1.) A biochemistry student wants to make 4 liters of a phosphate solution using 48.6 g Na2HPO4 (FW=141.96) What is the concentration of this solution?
2. When she reaches the storeroom she finds that there is no Na2HPO4, however there is a bottle of hydrate Na2HPO4 * 7H20. (FW=268.07) how many grams of this salt should she use in order to make 4 liters with the same phosphate concentration as above?
1)
Given:
V = 4[L]
m1 = 48.6[g]
w1 = 141.96[g/mol]
Use:
c = m1/(w1*V)
2)
Given:
w2 = 268.07
Use:
m2/(w2*V) = m1/(w1*V)
.: m2 = m1*w2/w1
I'm actually still confused by this
To find the concentration of a solution, we need to determine the number of moles of the solute (in this case, Na2HPO4) and the volume of the solution.

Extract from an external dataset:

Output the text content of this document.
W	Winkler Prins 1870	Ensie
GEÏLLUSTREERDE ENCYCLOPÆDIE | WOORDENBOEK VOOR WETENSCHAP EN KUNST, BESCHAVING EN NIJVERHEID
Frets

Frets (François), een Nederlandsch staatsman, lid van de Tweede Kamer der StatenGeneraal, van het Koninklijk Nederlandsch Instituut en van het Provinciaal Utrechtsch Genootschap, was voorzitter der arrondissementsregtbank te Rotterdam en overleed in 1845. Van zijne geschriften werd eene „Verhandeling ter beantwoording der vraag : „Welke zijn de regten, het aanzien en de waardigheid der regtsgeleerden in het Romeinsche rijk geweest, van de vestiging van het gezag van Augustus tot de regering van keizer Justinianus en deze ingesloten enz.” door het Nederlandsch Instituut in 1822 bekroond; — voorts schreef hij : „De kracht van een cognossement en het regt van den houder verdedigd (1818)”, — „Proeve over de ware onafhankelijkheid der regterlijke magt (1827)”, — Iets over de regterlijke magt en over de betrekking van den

1. Concentration of the Na2HPO4 solution using 48.6 g:
- First, we need to convert the mass of Na2HPO4 to moles by dividing it by its molar mass.
Mass = 48.6 g
Molar mass of Na2HPO4 = 141.96 g/mol
Moles = Mass / Molar mass = 48.6 g / 141.96 g/mol = 0.342 mol
- The volume of the solution is given as 4 liters.
- Concentration(C) = Moles / Volume
= 0.342 mol / 4 L = 0.0855 mol/L
Therefore, the concentration of the Na2HPO4 solution is 0.0855 mol/L.
2. Now, let's find out the amount of hydrate Na2HPO4 * 7H2O required to make a 4L solution.
- The molecular weight of the hydrate Na2HPO4 * 7H2O is given as 268.07 g/mol.
- We know that the concentration of the solution should remain the same as in question 1.
- Concentration = 0.0855 mol/L
- Volume = 4 L
- Moles = Concentration * Volume
= 0.0855 mol/L * 4 L = 0.342 mol
- The molar ratio between anhydrous Na2HPO4 and hydrate Na2HPO4 * 7H2O is 1:1 (one mole to one mole).
- Therefore, to obtain the same number of moles, she should use 0.342 mol of the hydrate form of Na2HPO4 * 7H2O.
- Now, to find the mass, we will multiply the moles by the molar mass.
- Mass = Moles * Molar mass = 0.342 mol * 268.07 g/mol = 91.81 g
Therefore, she should use 91.81 g of Na2HPO4 * 7H2O to make a 4-liter solution with the same phosphate concentration as above.